Accordingly, I contend that this reduction of agency to a mere linear sequence
impoverishes both the inferential depth of the Paradox and the predictive reliability of designs
derived therefrom. Reflecting upon inferential logic, I critically analyse how rationality,
behavioural patterns, and technological determinism intertwine to influence the causal
trajectories of climate risk. Thus, this philosophical lens illuminates the limitations inherent in
the Paradox, compelling an advocacy for more nuanced, context-sensitive analyses.
Consequently, I argue that mitigation designs must transcend narrow data-driven
designs by incorporating an ethical responsiveness to the lived realities of risk. To advance this
argument, I employ agent-based modelling, enriched by philosophical insights from Reader’s
notion of the ‘other side of agency,’ Dempsey’s articulation of nonagential agency, and Okeja’s
idea of deliberative agency. These theoretical perspectives collectively inform my advocacy
for adaptive, participatory designs attuned to both local specificities and global exigencies.

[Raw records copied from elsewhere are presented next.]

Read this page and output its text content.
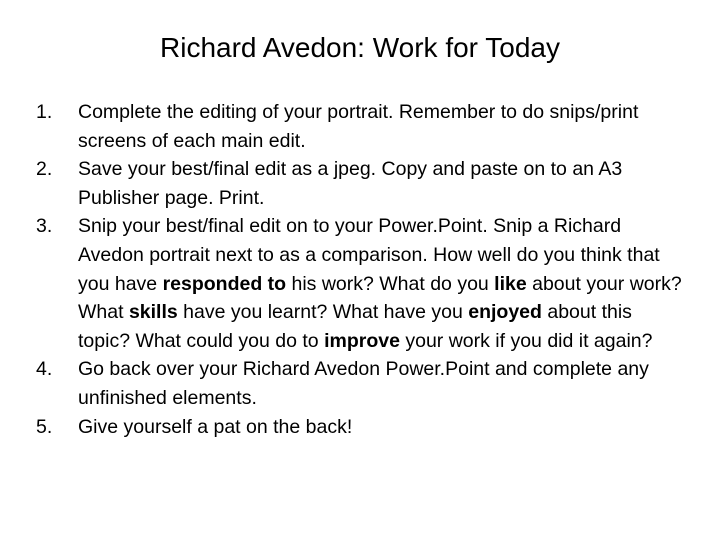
Richard Avedon: Work for Today
1.	Complete the editing of your portrait. Remember to do snips/print screens of each main edit.
2.	Save your best/final edit as a jpeg. Copy and paste on to an A3 Publisher page. Print.
3.	Snip your best/final edit on to your Power.Point. Snip a Richard Avedon portrait next to as a comparison. How well do you think that you have responded to his work? What do you like about your work? What skills have you learnt? What have you enjoyed about this topic? What could you do to improve your work if you did it again?
4.	Go back over your Richard Avedon Power.Point and complete any unfinished elements.
5.	Give yourself a pat on the back!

Finally, while the Paradox foregrounds the unintended effects of designs, it does not
adequately engage with the philosophical reflections necessitated by the agential complexity
and radical uncertainty within the climate change spaces. My thesis, thus, situates the Paradox
within an expansive existential and ethical context, urging that climate mitigation designs
transcend economic reductionism to more fully account for the moral and epistemic challenges
inherent in our distributed agency and entangled lifeforms, life-worlds, and physical realities.